Luego, turno para “la voz”: Frank Sinatra surge de modo virtual con Come fly with me, una canción que sí alcanzaron a grabar juntos a mediados de los 90.
Pero la noche es de Micky. Con una voz que sigue afectada, retoma sus grandes joyas en versión popurrí y se lanza con las incombustibles Un hombre busca una mujer, Cuestión de piel y Oro de ley, para después agrupar Fría como el viento, Tengo todo excepto a ti y Entrégate.

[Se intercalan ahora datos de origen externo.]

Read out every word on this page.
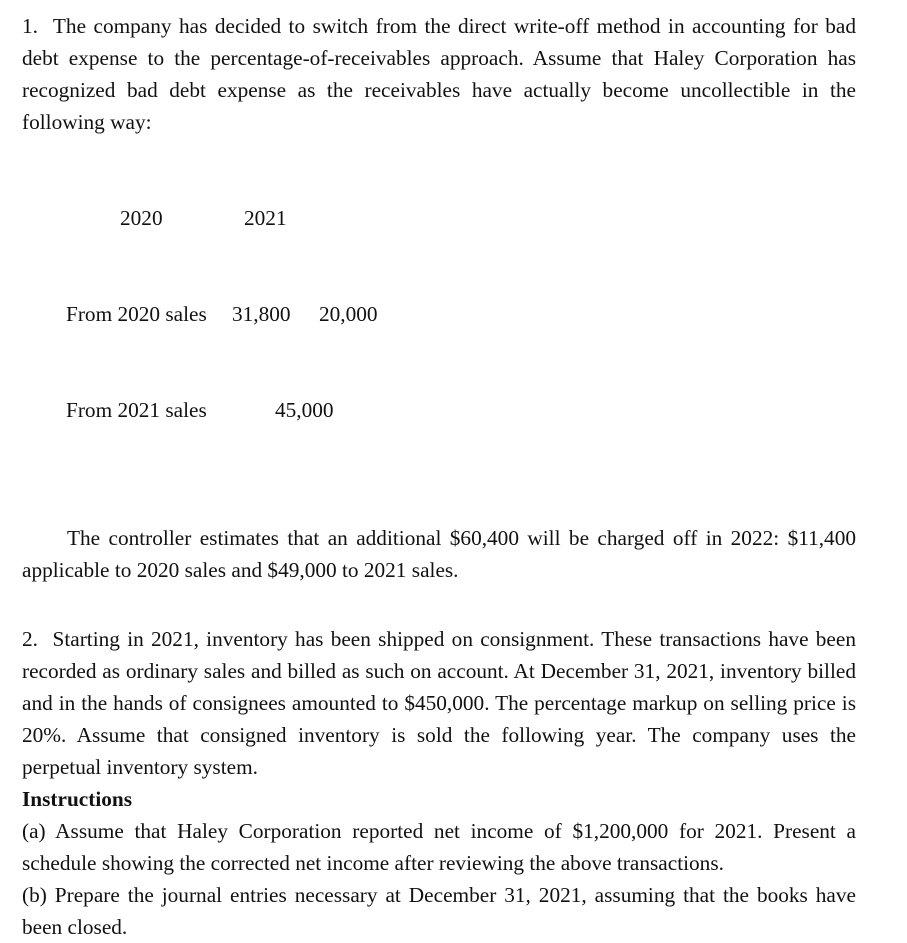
1. The company has decided to switch from the direct write-off method in accounting for bad debt expense to the percentage-of-receivables approach. Assume that Haley Corporation has recognized bad debt expense as the receivables have actually become uncollectible in the following way:

2020

	2021

From 2020 sales

31,800

20,000

From 2021 sales

	45,000

The controller estimates that an additional $60,400 will be charged off in 2022: $11,400 applicable to 2020 sales and $49,000 to 2021 sales.

2. Starting in 2021, inventory has been shipped on consignment. These transactions have been recorded as ordinary sales and billed as such on account. At December 31, 2021, inventory billed and in the hands of consignees amounted to $450,000. The percentage markup on selling price is 20%. Assume that consigned inventory is sold the following year. The company uses the perpetual inventory system.

Instructions

(a) Assume that Haley Corporation reported net income of $1,200,000 for 2021. Present a schedule showing the corrected net income after reviewing the above transactions.

(b) Prepare the journal entries necessary at December 31, 2021, assuming that the books have been closed.
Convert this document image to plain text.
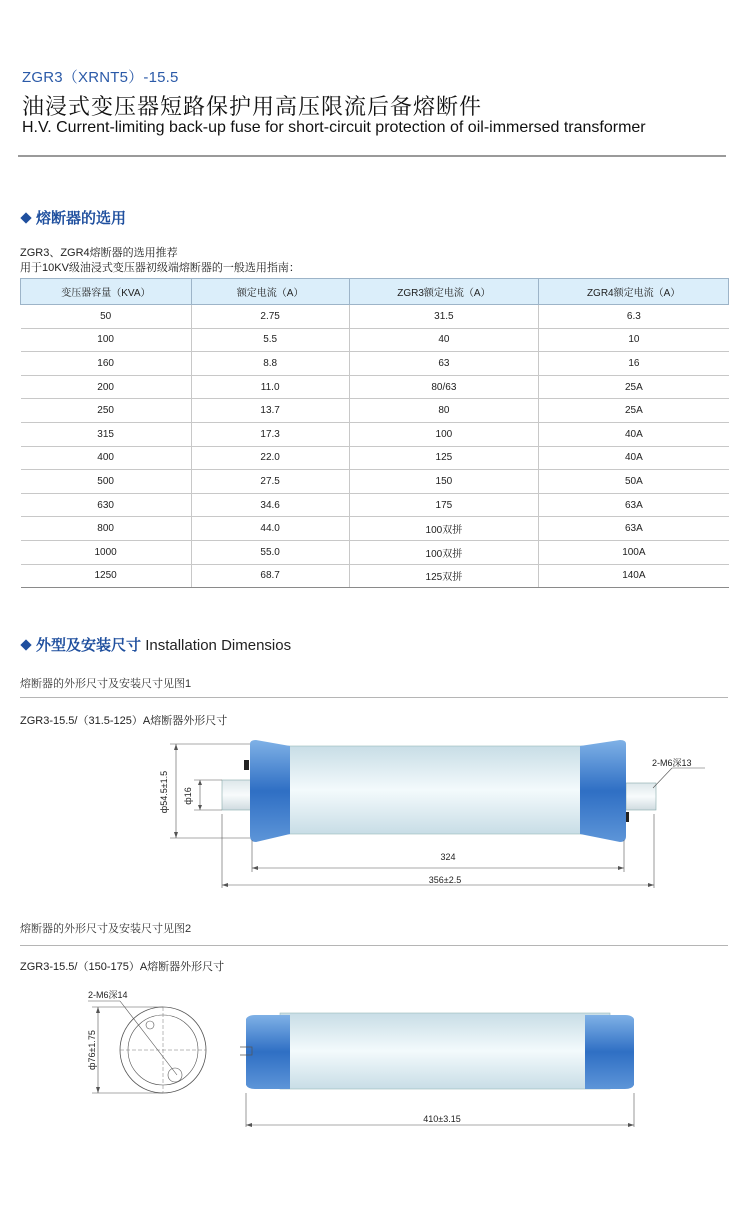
ZGR3（XRNT5）-15.5
油浸式变压器短路保护用高压限流后备熔断件
H.V. Current-limiting back-up fuse for short-circuit protection of oil-immersed transformer
熔断器的选用
ZGR3、ZGR4熔断器的选用推荐
用于10KV级油浸式变压器初级端熔断器的一般选用指南：
变压器容量（KVA）	额定电流（A）	ZGR3额定电流（A）	ZGR4额定电流（A）
50	2.75	31.5	6.3
100	5.5	40	10
160	8.8	63	16
200	11.0	80/63	25A
250	13.7	80	25A
315	17.3	100	40A
400	22.0	125	40A
500	27.5	150	50A
630	34.6	175	63A
800	44.0	100双拼	63A
1000	55.0	100双拼	100A
1250	68.7	125双拼	140A
外型及安装尺寸 Installation Dimensios
熔断器的外形尺寸及安装尺寸见图1
ZGR3-15.5/（31.5-125）A熔断器外形尺寸
ф54.5±1.5 ф16
324
356±2.5
2-M6深13
熔断器的外形尺寸及安装尺寸见图2
ZGR3-15.5/（150-175）A熔断器外形尺寸
2-M6深14
ф76±1.75
410±3.15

Ya el show entra en su tranco definitivo. Igual que cuando la carrera de Luis Miguel ingresó a la madurez e hizo esto: homenajear a la música mexicana tradicional, los sonidos vernáculos de su nación, la gran raíz junto al bolero de la posterior balada en español.
Es lo mismo que hace en el concierto con una sección de 14 mariachis con los que desenfunda La Bikina o La media vuelta.
Para el epílogo, y vestido ya con camisa negra y sin corbata, el boleto se corta hacia sus éxitos imberbes de juventud. La travesía hacia la cuna de su fenómeno. No me puedes dejar así, Palabra de honor y La incondicional se resumen en un mix, mientras que en el siguiente aparecen -después de Te propongo esta noche- Ahora te puedes marchar, La chica del bikini azul, Isabel y Cuando calienta el sol.
La jornada de una hora y 45 minutos -más acotada que algunas de sus citas en Buenos Aires, que se prolongaron por más de dos horas- es casi redonda, salvo por los baches que torpedearon su garganta. Aún quedan nueve fechas y el desafío es alto.
Pese al pequeño entuerto, la imagen que deja Luis Miguel arroja saldo positivo: muestra gran despliegue físico, con movimientos pélvicos y con las patadas al aire que ya son parte de su genética escénica; su banda es imbatible y replica con clase y excelentes arreglos un catálogo que no marchita la escalada del calendario; sus enojos de antaño, sobre todo con los ingenieros de audio, parecen pretéritos y sepultados, con su transmisor de micrófono inalámbrico apretujado fuerte en su mano, mostrándose casi siempre feliz, complacido, agradeciéndole a las primeras filas, arrojando besos para todos lados. Lo entregó todo pese a cualquier coyuntura.
El Sol, aunque a veces pareciera perder algo de resplandor, nunca deja de deslumbrar.